The last pages introduce some of the themes developed in his work, like the role of memory and how this can be best preserved in Art. Sansom is particularly acute at picturing the frame of mind that La recherche requires, and inviting us to start savoring the durée that will last, at least, the whole work.
This was then an excellent introduction. So, I am now ready for the next Preliminary of about twelve times the amount of words. And then I will be fit for the sixty times more words of the final
I think this book is out of print. I found it second hand.
This book seemed to come very close to achieving Proust's goal of capturing lost time. Even though I wasn't alive then, the very fine analysis by Sansom - beautifully and succinctly written - along with the profusion of poignant photos and paintings of the places and people of Proust's world, brought it all home to me and actually made me nostalgic. Although, at the same time, relieved that we are no longer living in the too-rarified and constricted atmosphere of that society. Sansom has put it all together, nicely ... identifying the real characters of that place and time who infused their personalities into Proust's just-as-famous fictional characters (or perhaps, even more famous, fictional characters). The many illustrations and photos - all in black & white - reminded me of W.G. Sebald's insets, which lend a certain emotional tone to the material. The real people Sansom has depicted are, of course, all gone ... and the world has moved on, as it always does ... so there is a dichotomous feel of time being both regained and irretrievably lost.
Having read several biographies of Proust, including those by William Carter and Jean Yves Tadié, William Sansom’s minor contribution in the Thames and Hudson Literary Lives series presented a quick read. Overall, it quickly breezes over Proust’s early life and focuses for the larger part on the years he worked on his great masterpiece. A good but gossipy introduction (mostly gleaned from George Painter’s study, I suspect) that may tempt a hesitant reader to plunge further in Proust’s great novel. Samson provides a brief overview of the novel, highlighting many of its most memorable and important episodes. Wonderfully illustrated, there are many illustrations of Proust’s family and friends not seen in other publications.
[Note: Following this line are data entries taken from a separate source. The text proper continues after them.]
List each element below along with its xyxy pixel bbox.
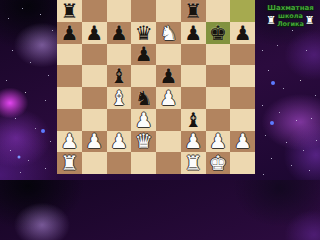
square-b2: ♟ [82,131,107,153]
square-d6: ♟ [131,44,156,66]
black-pawn-e5: ♟ [159,66,177,86]
branding-line3: Логика [277,20,304,28]
square-c6 [107,44,132,66]
square-b1 [82,152,107,174]
square-c8 [107,0,132,22]
square-e7: ♞ [156,22,181,44]
branding-row: ♜ школа Логика ♜ [262,12,319,28]
white-rook-icon: ♜ [305,15,315,26]
square-h2: ♟ [230,131,255,153]
branding-line1: Шахматная [262,4,319,12]
square-d3: ♟ [131,109,156,131]
square-g6 [206,44,231,66]
square-d8 [131,0,156,22]
white-rook-f1: ♜ [184,153,202,173]
square-e1 [156,152,181,174]
square-c7: ♟ [107,22,132,44]
square-d2: ♛ [131,131,156,153]
square-g5 [206,65,231,87]
square-d4: ♞ [131,87,156,109]
white-pawn-f2: ♟ [184,131,202,151]
white-pawn-h2: ♟ [234,131,252,151]
square-a8: ♜ [57,0,82,22]
white-pawn-e4: ♟ [159,87,177,107]
square-c4: ♝ [107,87,132,109]
square-a1: ♜ [57,152,82,174]
square-g1: ♚ [206,152,231,174]
square-b7: ♟ [82,22,107,44]
square-a3 [57,109,82,131]
square-b8 [82,0,107,22]
square-h4 [230,87,255,109]
square-e8 [156,0,181,22]
square-a4 [57,87,82,109]
square-g7: ♚ [206,22,231,44]
black-pawn-d6: ♟ [135,44,153,64]
square-b6 [82,44,107,66]
starfield-blue-stars [0,0,2,2]
square-g2: ♟ [206,131,231,153]
square-e3 [156,109,181,131]
chess-board: ♜♜♟♟♟♛♞♟♚♟♟♝♟♝♞♟♟♝♟♟♟♛♟♟♟♜♜♚ [57,0,255,174]
square-f7: ♟ [181,22,206,44]
black-bishop-f3: ♝ [184,109,202,129]
branding-line2: школа [277,12,304,20]
white-pawn-c2: ♟ [110,131,128,151]
white-king-g1: ♚ [209,153,227,173]
square-f8: ♜ [181,0,206,22]
square-b4 [82,87,107,109]
square-a7: ♟ [57,22,82,44]
white-pawn-a2: ♟ [60,131,78,151]
square-f5 [181,65,206,87]
square-b5 [82,65,107,87]
square-d5 [131,65,156,87]
white-rook-a1: ♜ [60,153,78,173]
square-e2 [156,131,181,153]
white-pawn-g2: ♟ [209,131,227,151]
black-bishop-c5: ♝ [110,66,128,86]
white-rook-icon: ♜ [266,15,276,26]
square-a2: ♟ [57,131,82,153]
square-f6 [181,44,206,66]
black-knight-d4: ♞ [135,87,153,107]
black-king-g7: ♚ [209,22,227,42]
square-f3: ♝ [181,109,206,131]
square-d7: ♛ [131,22,156,44]
square-g8 [206,0,231,22]
white-pawn-b2: ♟ [85,131,103,151]
square-e6 [156,44,181,66]
black-queen-d7: ♛ [135,22,153,42]
square-c3 [107,109,132,131]
square-a6 [57,44,82,66]
black-rook-f8: ♜ [184,0,202,20]
square-c5: ♝ [107,65,132,87]
square-e5: ♟ [156,65,181,87]
square-f2: ♟ [181,131,206,153]
square-h3 [230,109,255,131]
square-e4: ♟ [156,87,181,109]
square-g3 [206,109,231,131]
square-b3 [82,109,107,131]
square-h8 [230,0,255,22]
black-pawn-h7: ♟ [234,22,252,42]
square-g4 [206,87,231,109]
square-h7: ♟ [230,22,255,44]
black-pawn-c7: ♟ [110,22,128,42]
black-pawn-f7: ♟ [184,22,202,42]
square-a5 [57,65,82,87]
black-pawn-b7: ♟ [85,22,103,42]
square-c2: ♟ [107,131,132,153]
white-knight-e7: ♞ [159,22,177,42]
square-f1: ♜ [181,152,206,174]
square-h1 [230,152,255,174]
black-rook-a8: ♜ [60,0,78,20]
square-f4 [181,87,206,109]
white-bishop-c4: ♝ [110,87,128,107]
channel-branding: Шахматная ♜ школа Логика ♜ [262,4,319,28]
white-pawn-d3: ♟ [135,109,153,129]
square-c1 [107,152,132,174]
square-h6 [230,44,255,66]
square-h5 [230,65,255,87]
white-queen-d2: ♛ [135,131,153,151]
black-pawn-a7: ♟ [60,22,78,42]
square-d1 [131,152,156,174]
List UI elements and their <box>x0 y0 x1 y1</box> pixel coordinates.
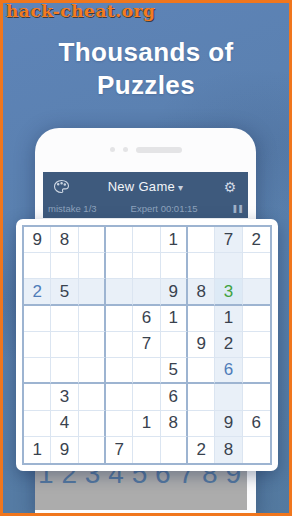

I've thoroughly skimmed through this. I wanted to get a better idea of the sights, sounds, and social milieu of early 20th century Paris for my reading of In Search of Lost Time (currently on vol. 2!)and this book does an admirable job of doing that, even on though I've only read about a third of it and spend/spent most of my time looking at the pictures and taking in a sample of 1920's Parisian fashion and architecture, as well as the people who influenced Proust's characters. Definitely worth your time if you want to enjoy the delicately brutal and fascinating world of In Search of Lost Time.